= Darwin–Radau equation =

In astrophysics, the Darwin–Radau equation (named after Rodolphe Radau and Charles Galton Darwin) gives an approximate relation between the moment of inertia factor of a planetary body and its rotational speed and shape. The moment of inertia factor is directly related to the largest principal moment of inertia, C. It is assumed that the rotating body is in hydrostatic equilibrium and is an ellipsoid of revolution. The Darwin–Radau equation states

$\frac{C}{MR_{e}^{2}} = \frac{2}{3\lambda} = \frac{2}{3} \left( 1 - \frac{2}{5} \sqrt{1 + \eta} \right)$

where M and R_{e} represent the mass and mean equatorial radius of the body.

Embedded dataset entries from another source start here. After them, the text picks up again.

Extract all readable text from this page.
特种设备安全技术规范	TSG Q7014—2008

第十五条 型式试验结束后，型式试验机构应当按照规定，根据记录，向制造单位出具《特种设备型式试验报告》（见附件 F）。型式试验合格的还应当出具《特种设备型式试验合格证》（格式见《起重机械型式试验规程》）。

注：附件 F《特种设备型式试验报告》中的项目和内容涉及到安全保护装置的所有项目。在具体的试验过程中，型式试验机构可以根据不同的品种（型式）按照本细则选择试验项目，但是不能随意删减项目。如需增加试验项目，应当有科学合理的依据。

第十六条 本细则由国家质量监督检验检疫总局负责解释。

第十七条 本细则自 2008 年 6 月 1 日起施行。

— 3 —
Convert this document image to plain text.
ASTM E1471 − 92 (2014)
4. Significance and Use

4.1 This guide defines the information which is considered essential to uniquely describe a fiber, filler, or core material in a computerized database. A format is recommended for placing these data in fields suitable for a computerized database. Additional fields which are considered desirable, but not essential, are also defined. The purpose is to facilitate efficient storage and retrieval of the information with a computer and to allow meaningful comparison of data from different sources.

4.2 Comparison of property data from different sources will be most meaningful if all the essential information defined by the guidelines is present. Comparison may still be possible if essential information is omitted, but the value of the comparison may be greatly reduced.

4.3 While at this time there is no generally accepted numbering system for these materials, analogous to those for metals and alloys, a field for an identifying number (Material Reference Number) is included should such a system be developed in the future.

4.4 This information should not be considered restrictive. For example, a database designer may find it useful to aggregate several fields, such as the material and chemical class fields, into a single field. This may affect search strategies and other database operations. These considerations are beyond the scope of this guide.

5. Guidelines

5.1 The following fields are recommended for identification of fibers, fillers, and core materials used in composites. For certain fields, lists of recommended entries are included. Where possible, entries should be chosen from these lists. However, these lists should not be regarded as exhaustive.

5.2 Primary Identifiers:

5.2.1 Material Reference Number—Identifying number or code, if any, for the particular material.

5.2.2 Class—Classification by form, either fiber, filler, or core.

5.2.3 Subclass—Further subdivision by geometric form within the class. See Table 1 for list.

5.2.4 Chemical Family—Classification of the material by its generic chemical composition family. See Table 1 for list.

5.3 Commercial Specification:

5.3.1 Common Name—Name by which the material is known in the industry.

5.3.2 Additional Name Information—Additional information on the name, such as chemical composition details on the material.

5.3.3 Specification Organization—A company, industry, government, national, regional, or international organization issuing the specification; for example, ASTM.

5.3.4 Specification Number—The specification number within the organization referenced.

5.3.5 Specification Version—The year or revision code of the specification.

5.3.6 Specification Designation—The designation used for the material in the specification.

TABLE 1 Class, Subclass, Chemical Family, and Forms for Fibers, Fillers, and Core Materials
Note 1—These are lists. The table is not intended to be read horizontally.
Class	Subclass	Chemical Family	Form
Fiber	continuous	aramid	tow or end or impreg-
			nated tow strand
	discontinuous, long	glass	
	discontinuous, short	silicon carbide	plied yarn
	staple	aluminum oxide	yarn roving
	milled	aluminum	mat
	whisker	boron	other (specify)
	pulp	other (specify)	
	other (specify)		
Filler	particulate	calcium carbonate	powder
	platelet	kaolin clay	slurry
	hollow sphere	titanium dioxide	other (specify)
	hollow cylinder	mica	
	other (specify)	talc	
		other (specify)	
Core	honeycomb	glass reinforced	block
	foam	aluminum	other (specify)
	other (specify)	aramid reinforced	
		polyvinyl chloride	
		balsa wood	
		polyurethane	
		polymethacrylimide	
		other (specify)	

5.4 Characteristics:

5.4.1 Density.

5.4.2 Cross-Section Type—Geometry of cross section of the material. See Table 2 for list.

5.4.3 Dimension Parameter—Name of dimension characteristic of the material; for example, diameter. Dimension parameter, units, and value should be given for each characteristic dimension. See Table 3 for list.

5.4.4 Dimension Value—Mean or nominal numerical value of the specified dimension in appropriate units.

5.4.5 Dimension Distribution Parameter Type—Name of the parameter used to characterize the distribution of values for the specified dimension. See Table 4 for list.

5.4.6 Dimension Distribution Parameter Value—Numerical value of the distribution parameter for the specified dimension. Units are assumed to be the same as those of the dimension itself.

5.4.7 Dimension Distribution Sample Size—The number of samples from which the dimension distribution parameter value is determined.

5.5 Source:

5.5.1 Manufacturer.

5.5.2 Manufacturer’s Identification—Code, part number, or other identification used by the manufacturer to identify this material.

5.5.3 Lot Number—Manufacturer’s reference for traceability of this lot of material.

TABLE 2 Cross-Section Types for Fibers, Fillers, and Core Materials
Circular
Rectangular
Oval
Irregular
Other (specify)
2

Here λ is known as d'Alembert's parameter and the Radau parameter η is defined as

$\eta = \frac{5q}{2\epsilon} - 2$

where q is the geodynamical constant

$q = \frac{\omega^{2} R_{e}^{3}}{GM}$

and ϵ is the geometrical flattening

$\epsilon = \frac{R_{e} - R_{p}}{R_{e}}$

where R_{p} is the mean polar radius and R_{e} is the mean equatorial radius.

For Earth, $q \approx 3.461391 \times 10^{-3}$ and $\epsilon \approx 1/298.257$, which yields $\frac{C}{MR_{e}^{2}} \approx 0.3313$, a good approximation to the measured value of 0.3307.